As skeptics, it is frustrating for us to see the con artists and snake-oil salesmen hammer us with their pitches about “herbal remedies” and “natural cures” and homeopathy and all the other false medical claims that are made on TV, on the Internet, and nearly everywhere you look (not to mention all the spam ads that promise penis enlargement or enhanced sexual stamina). Most of the time there seems to be no regulation or oversight on these obviously useless products that prey on desperate people and give them false hope for a “cure”—and no one seems to check whether these people have ever successfully cured anything. Even more frustrating is watching the flim-flam art of faith healing, where modern-day Elmer Gantry types prey on people exploiting not only their vulnerabilities from their poor health, but also their religious blinders. Most of us have heard about the time when James Randi exposed the crooked Rev. Peter Popoff on Johnny Carson’s Tonight Show. As this video shows, Popoff seemed to know amazing little factual details about his flock as he “healed” them, and was making millions of dollars off them—until Randi and his collaborators used their own radio receiver to pick up and record the transmissions that Popoff’s wife was sending to the Reverend’s tiny hidden earpiece. She was prompting him with details that these same people had filled out on “prayer cards” just before the service, and Popoff promptly used this information to amaze and dupe his flock. You would think that Popoff would be completely discredited and his career finished after being exposed as a crook, but apparently not so. After going bankrupt and spending only a short time out of sight, he’s back and raking in millions again ($23 million in 2005 alone) doing the same thing. Now his con is selling little vials of “miracle water” and “prayer bracelets” and asking for donations with promises that God will bless you if you pay him. And his flocks are apparently unaware or uninterested in his previous exposure as a crook. (If you want a good laugh, take a look at this hilarious video of faith healer Benny Hinn recast as the evil Sith Lord and Emperor Palpatine in the Star Wars movies).
So it was with great joy that I saw in the Sept. 28 Los Angeles Times that one of these con artists had finally been caught and punished. Her name is Dr. Christine Daniel, and she ran a clinic in the San Fernando Valley not far from here. For years, she had been marketing her snake oil as “C-Extract”, “the herbal treatment”, and “the natural treatment”, and other bogus names, when it turned out these products were no more than sunscreen preservatives and beef extract. She has a legitimate MD (Temple Med School, 1979) but is also a Pentecostal minister. She peddled her products on evangelical networks like TBN, promising both that these treatments would cure people with terminal cancer, and that she was doing God’s work. She charged her customers up to $6000 a week for treatments with completely ineffective substances. Apparently enough bilked patients were mad at her that the law finally took action last year. On September 27, 2011, a federal jury convicted her of peddling expensive phony treatments to desperate patients, and sentenced her to 150 years in prison and a $5.5 million fine.

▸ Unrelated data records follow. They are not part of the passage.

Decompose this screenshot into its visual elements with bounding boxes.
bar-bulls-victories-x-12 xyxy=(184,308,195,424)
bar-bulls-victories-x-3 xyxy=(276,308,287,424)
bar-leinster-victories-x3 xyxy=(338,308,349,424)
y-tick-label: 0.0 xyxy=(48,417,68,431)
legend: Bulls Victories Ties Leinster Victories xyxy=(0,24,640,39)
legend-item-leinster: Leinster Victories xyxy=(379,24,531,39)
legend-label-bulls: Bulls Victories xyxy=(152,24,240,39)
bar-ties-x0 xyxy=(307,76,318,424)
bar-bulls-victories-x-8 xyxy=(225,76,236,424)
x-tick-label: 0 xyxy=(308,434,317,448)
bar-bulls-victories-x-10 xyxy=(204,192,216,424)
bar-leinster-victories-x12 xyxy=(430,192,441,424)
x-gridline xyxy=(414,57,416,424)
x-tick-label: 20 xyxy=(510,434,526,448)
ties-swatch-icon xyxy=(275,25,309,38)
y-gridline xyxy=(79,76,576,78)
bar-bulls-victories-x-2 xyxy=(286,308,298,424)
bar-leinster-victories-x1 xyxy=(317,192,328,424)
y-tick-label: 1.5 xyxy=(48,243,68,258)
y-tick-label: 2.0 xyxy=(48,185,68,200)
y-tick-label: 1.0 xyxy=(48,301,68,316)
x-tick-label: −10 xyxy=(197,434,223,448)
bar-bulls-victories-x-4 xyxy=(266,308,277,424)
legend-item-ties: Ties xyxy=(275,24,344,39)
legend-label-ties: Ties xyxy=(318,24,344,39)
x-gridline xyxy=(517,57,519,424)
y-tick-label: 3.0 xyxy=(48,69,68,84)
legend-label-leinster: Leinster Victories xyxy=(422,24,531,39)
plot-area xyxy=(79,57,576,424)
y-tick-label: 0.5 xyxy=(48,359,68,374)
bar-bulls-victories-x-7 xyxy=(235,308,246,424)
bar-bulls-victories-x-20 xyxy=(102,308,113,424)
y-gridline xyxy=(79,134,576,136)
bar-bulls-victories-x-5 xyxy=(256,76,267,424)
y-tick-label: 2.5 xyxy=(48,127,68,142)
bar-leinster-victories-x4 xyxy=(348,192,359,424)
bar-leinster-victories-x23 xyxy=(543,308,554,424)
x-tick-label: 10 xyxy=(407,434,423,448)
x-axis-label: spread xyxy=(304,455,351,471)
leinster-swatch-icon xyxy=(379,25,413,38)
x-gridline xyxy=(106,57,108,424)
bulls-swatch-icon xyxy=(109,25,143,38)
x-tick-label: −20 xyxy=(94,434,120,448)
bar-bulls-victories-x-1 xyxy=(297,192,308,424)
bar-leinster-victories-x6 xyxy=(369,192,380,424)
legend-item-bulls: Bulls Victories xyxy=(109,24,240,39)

It’s nice to know that at least one sleazy doctor selling false hopes will go to the slam and never hurt another patient, but why does this case seem like the exception to the rule? Why don’t we hear of more faith healers being exposed and bankrupted like Peter Popoff, and how do con artists like Popoff manage to come back, even though their sordid past is easy to look up for anyone with a computer? Why are there not more prosecutions of “alternative medicine” peddlers and others who make demonstrably false claims, and who have left a trail of sick and dead patients behind them? Is it because such prosecutions are expensive and lower in priority than prosecuting violent criminals? Or is it because the “doctor” needs to leave a long trail of angry ripped-off patients and dead bodies behind before the district attorney will take notice?
Even more disturbing, only a year ago one of the patients Dr. Daniel ripped off sued her in court, and apparently won. Her office was already under investigation for tax evasion, wire fraud, mail fraud, and tax evasion, all of which were part of her recent conviction. Yet if you Google “christine daniel md” you will get a whole bunch of sites which list different doctors, their practices, their patient satisfaction ratings, and any complaints or other charges against them (like malpractice). Not one of them mentions her long history of shady dealings. I guess I wouldn’t trust them if I wanted a recommendation for a doctor, because they clearly don’t bother to keep track of misconduct, but are simply shills to bring in more patients.
So I pose this question to those of you out there with medical and/or legal training: why don’t we see more prosecution of these doctors peddling false medicine? Why do faith healers seem to be immune to charges of fraud? Is it because of the expense of prosecution and the D.A.’s focus on violent criminals taking priority over con artists? How does a faith healer escape the same scrutiny when they too leave a trail of broken promises and unhealed people who were lied to, all in the name of religion?